Artwork Information

  • Title:

    Rio Grande Canyon

  • Artist:

    Higgins, Victor

  • Artist Bio:

    American, 1884–1949

  • Date:

    about 1925

  • Medium:

    Watercolor and charcoal on paper

  • Dimensions:

    16 1/8 x 21 1/2 inches

  • Credit Line:

    Wichita Art Museum, Edmund L. and Faye Davison Collection

  • Object Number:

    1968.43

  • Display:

    Not Currently on Display


About the Artwork

Higgins was the fifth of nine children born to a second-generation Irish farm family in Shelbyville, Indiana. At age 15 Higgins used his childhood savings to buy a train ticket to Chicago where he took on odd jobs to supports his studies at the Chicago Art Institute and the Academy of Fine Arts. His talent and personal charm brought him to the attention of Carter Harrison, ex-mayor of Chicago and noted art collector.

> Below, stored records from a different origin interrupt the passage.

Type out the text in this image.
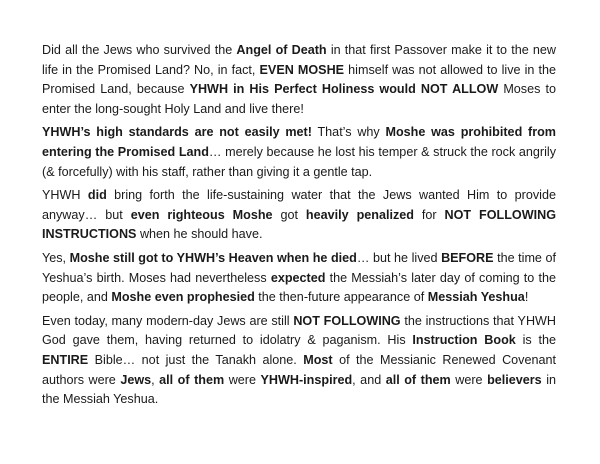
Did all the Jews who survived the Angel of Death in that first Passover make it to the new life in the Promised Land? No, in fact, EVEN MOSHE himself was not allowed to live in the Promised Land, because YHWH in His Perfect Holiness would NOT ALLOW Moses to enter the long-sought Holy Land and live there!

YHWH’s high standards are not easily met! That’s why Moshe was prohibited from entering the Promised Land… merely because he lost his temper & struck the rock angrily (& forcefully) with his staff, rather than giving it a gentle tap.

YHWH did bring forth the life-sustaining water that the Jews wanted Him to provide anyway… but even righteous Moshe got heavily penalized for NOT FOLLOWING INSTRUCTIONS when he should have.

Yes, Moshe still got to YHWH’s Heaven when he died… but he lived BEFORE the time of Yeshua’s birth. Moses had nevertheless expected the Messiah’s later day of coming to the people, and Moshe even prophesied the then-future appearance of Messiah Yeshua!

Even today, many modern-day Jews are still NOT FOLLOWING the instructions that YHWH God gave them, having returned to idolatry & paganism. His Instruction Book is the ENTIRE Bible… not just the Tanakh alone. Most of the Messianic Renewed Covenant authors were Jews, all of them were YHWH-inspired, and all of them were believers in the Messiah Yeshua.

Harrison financed four years of European study and travel for Higgins.

In Europe Higgins met Walter Ufer, another protégé of Harrison’s, who would become one of his closest friends. In an effort to continue Higgins’ artistic growth, Harrison sent him on a painting trip to the Southwest and sponsored his work there for some time afterward.

The artist’s first wife Sara Mack described Higgins’ immediate dedication to the New Mexico setting: “In 1914, as soon as he settled in Taos, the rich and subtle colors of New Mexico blossomed on his palette and his canvases. New Mexico’s charm and magnificence instantly cleared his senses of all the mustiness of his long academic training.” Both Ufer and Higgins felt that this remote, primitive land so untouched by the artifice and commercialism of the modern world, presented the perfect stimulus for the creation of a vigorous, truly American art.

Higgins initially worked in a romantic impressionistic style. However, after seeing the expressionistic imagery of John Marin, who visited Taos in 1929, he developed a more abstract style based upon the rectangular brushstrokes of Cézanne and the open fragmented forms of Marin.